B.C. seniors feel ‘invisible and forgotten,’ new advocate says

B.C.’s seniors are feeling “invisible and forgotten,” and are falling thorough the cracks in existing provincial support systems, according to the new advocate.

In his first report in the role, Dan Levitt says affordability was the top concern during visits with hundreds of seniors in more than 20 communities in April.

His report notes many seniors are unable to absorb increased costs for housing, food, medical equipment, mobility aids, and other necessities for healthy aging. Levitt says seniors on fixed incomes are disproportionately affected by these costs.

“I think seniors feel like they’re invisible. They feel like their voices don’t matter,” Levitt told CityNews Wednesday, adding seniors have been voicing concerns for years.

“That’s why one of the recommendations we’ve made is to see a government plan, through the Ministry of Health, for a seniors’ plan. We want to see those silos, if you will — think of transportation, think of health care, you think of income support, community supports, all those things together with housing — we want to see one plan that coordinates everything. I think that would give the voice of seniors the kind of recognition it deserves, and I think they would feel less isolated, less lonely, and less excluded from society, generally.”

In addition, Levitt is calling for the province to immediately increase the Shelter Aid for Elderly Renters (SAFER) program, to ensure no senior is paying more than 30 per cent of their income on rent, as well as the elimination of the daily rate charge for home supports.

He notes some seniors spend around $9,000 annually on home care. Costs alone, he says, can create a financial barrier for seniors who need help living independently in their own homes.

Levitt says one in four seniors in B.C. earn less than $23,000 a year, which is below the poverty line, and more seniors are at risk of homelessness.

“I have to be optimistic. My approach is to see the glass overflowing. Unfortunately, when I went around the province, that’s not the reality on the ground, where seniors are experiencing hardships and some very tough situations. I am optimistic, in particular around the home support issue. I really think that is something that you don’t have to build anything, you can simply increase the budget. I know it’s a big ask but I think it’s something that they should do and you see it in other provinces,” Levitt said.

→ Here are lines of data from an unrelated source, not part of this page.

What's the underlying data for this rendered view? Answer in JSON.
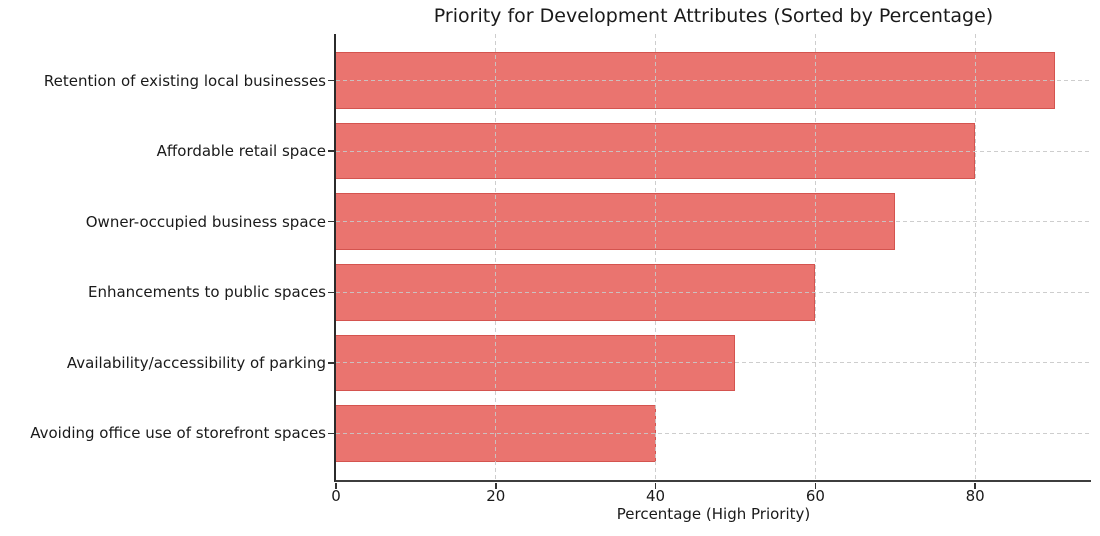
{
  "chart_data": {
    "type": "bar",
    "orientation": "horizontal",
    "title": "Priority for Development Attributes (Sorted by Percentage)",
    "xlabel": "Percentage (High Priority)",
    "ylabel": "",
    "categories": [
      "Retention of existing local businesses",
      "Affordable retail space",
      "Owner-occupied business space",
      "Enhancements to public spaces",
      "Availability/accessibility of parking",
      "Avoiding office use of storefront spaces"
    ],
    "values": [
      90,
      80,
      70,
      60,
      50,
      40
    ],
    "xlim": [
      0,
      94.5
    ],
    "xticks": [
      0,
      20,
      40,
      60,
      80
    ],
    "grid": {
      "style": "dashed",
      "axes": "both",
      "color": "#cccccc",
      "above_bars": true
    },
    "legend_position": "none",
    "colors": {
      "bar_fill": "#ea746f",
      "bar_edge": "#d4544f",
      "spine": "#333333",
      "text": "#1a1a1a"
    }
  }
}
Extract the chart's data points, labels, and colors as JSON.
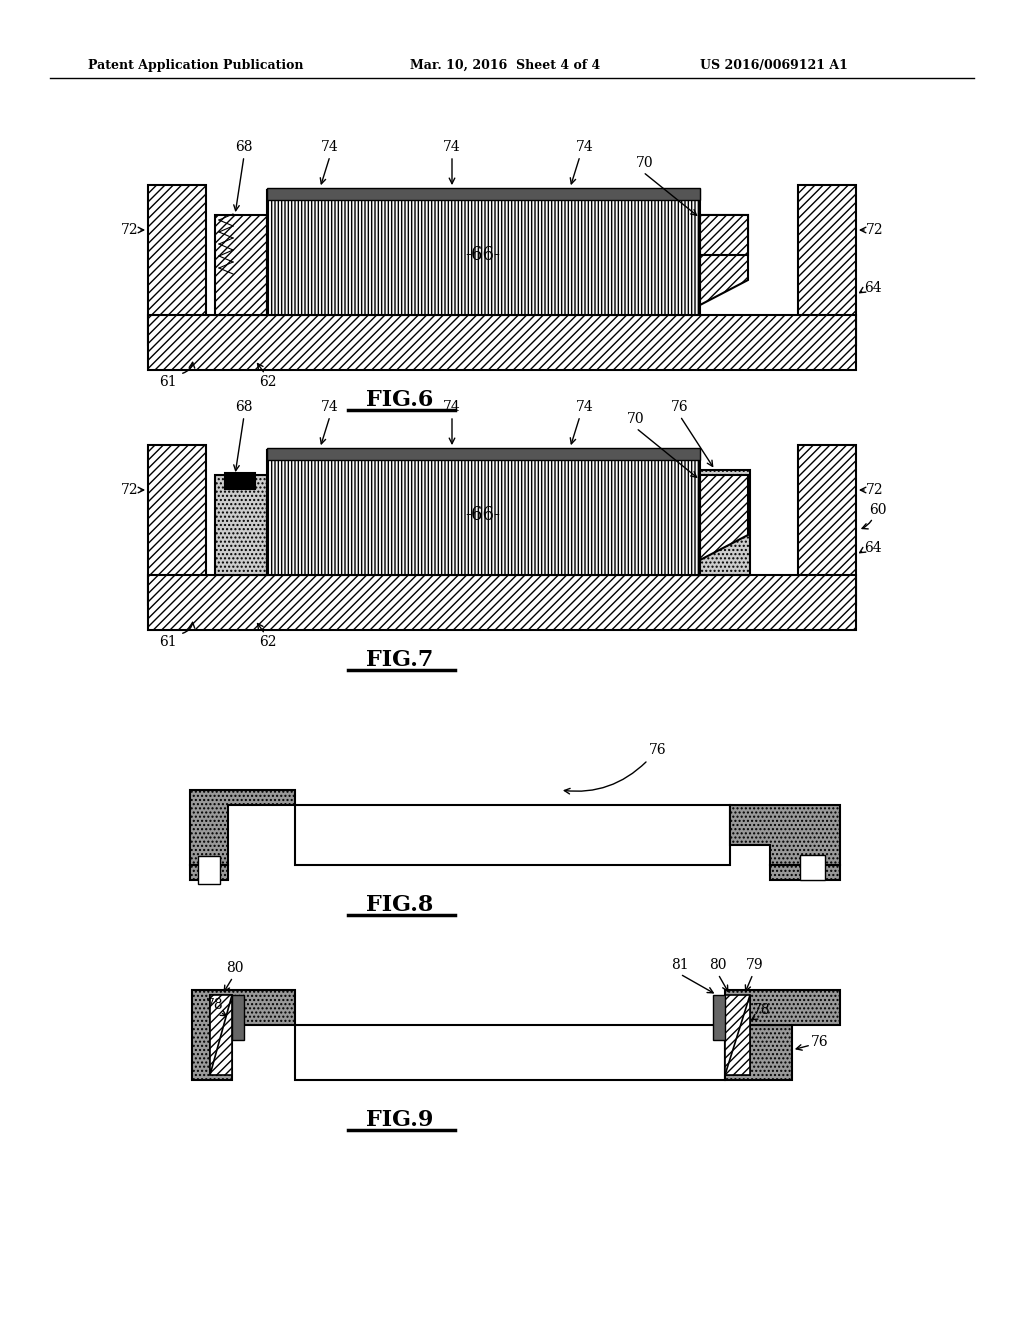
{
  "header_left": "Patent Application Publication",
  "header_mid": "Mar. 10, 2016  Sheet 4 of 4",
  "header_right": "US 2016/0069121 A1",
  "bg_color": "#ffffff"
}
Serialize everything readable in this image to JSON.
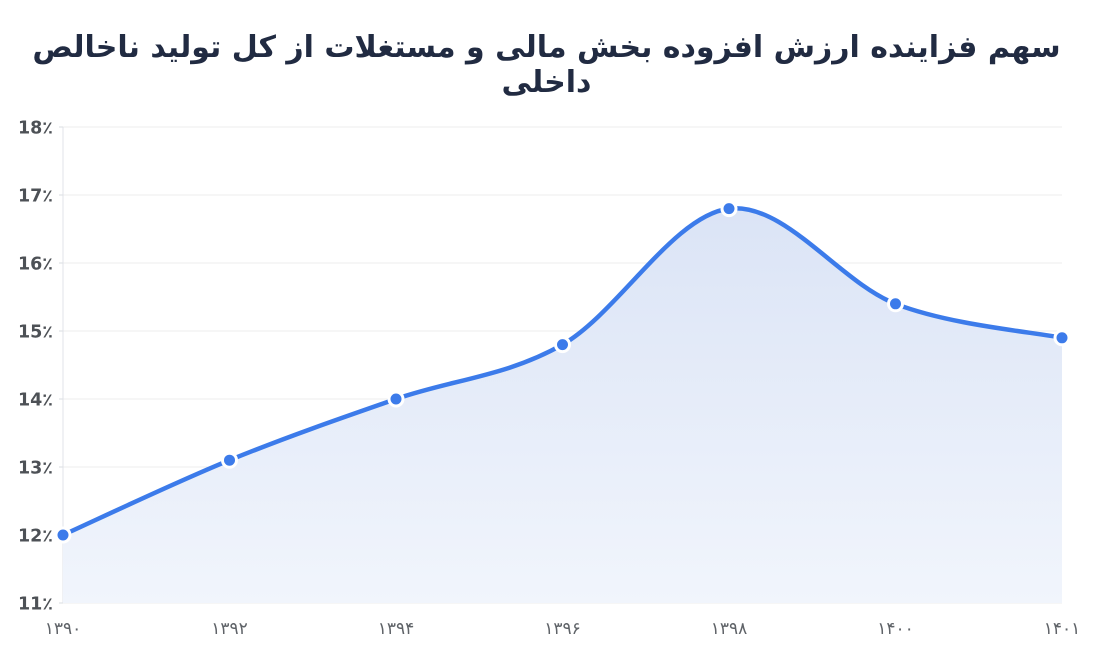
{
  "title": "سهم فزاینده ارزش افزوده بخش مالی و مستغلات از کل تولید ناخالص داخلی",
  "chart_data": {
    "type": "area",
    "title": "سهم فزاینده ارزش افزوده بخش مالی و مستغلات از کل تولید ناخالص داخلی",
    "categories": [
      "۱۳۹۰",
      "۱۳۹۲",
      "۱۳۹۴",
      "۱۳۹۶",
      "۱۳۹۸",
      "۱۴۰۰",
      "۱۴۰۱"
    ],
    "values": [
      12.0,
      13.1,
      14.0,
      14.8,
      16.8,
      15.4,
      14.9
    ],
    "xlabel": "",
    "ylabel": "",
    "ylim": [
      11,
      18
    ],
    "y_ticks": [
      {
        "v": 11,
        "label": "11٪"
      },
      {
        "v": 12,
        "label": "12٪"
      },
      {
        "v": 13,
        "label": "13٪"
      },
      {
        "v": 14,
        "label": "14٪"
      },
      {
        "v": 15,
        "label": "15٪"
      },
      {
        "v": 16,
        "label": "16٪"
      },
      {
        "v": 17,
        "label": "17٪"
      },
      {
        "v": 18,
        "label": "18٪"
      }
    ],
    "grid": true,
    "legend": false,
    "rtl": true,
    "marker": "circle",
    "smooth": true,
    "colors": {
      "line": "#3C7BEA",
      "marker_fill": "#3C7BEA",
      "marker_border": "#FFFFFF",
      "area_top": "#DBE4F6",
      "area_bottom": "#F1F5FC",
      "grid": "#EDEDED",
      "axis": "#E0E3E8",
      "tick_nub": "#D9DCE1",
      "y_tick_text": "#4D5156",
      "x_tick_text": "#5F6368",
      "title_text": "#212B42",
      "background": "#FFFFFF"
    }
  }
}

Other recommendations include providing a shingles vaccine program to seniors in B.C. at no cost to them, as well as increasing the amount of the BC Seniors Supplement, indexing it to inflation.

“We will be looking at systemic reviews down the road that will be longer term that will take more investment, like long-term care. But I think the government can take action immediately to make the kinds of changes that would provide a better quality of life for seniors and make their needs a priority for all of us,” Levitt added.

“It is estimated that one in four British Columbians will be over 65 by 2036, which is more seniors as a proportion of the population than at any other time in our history.”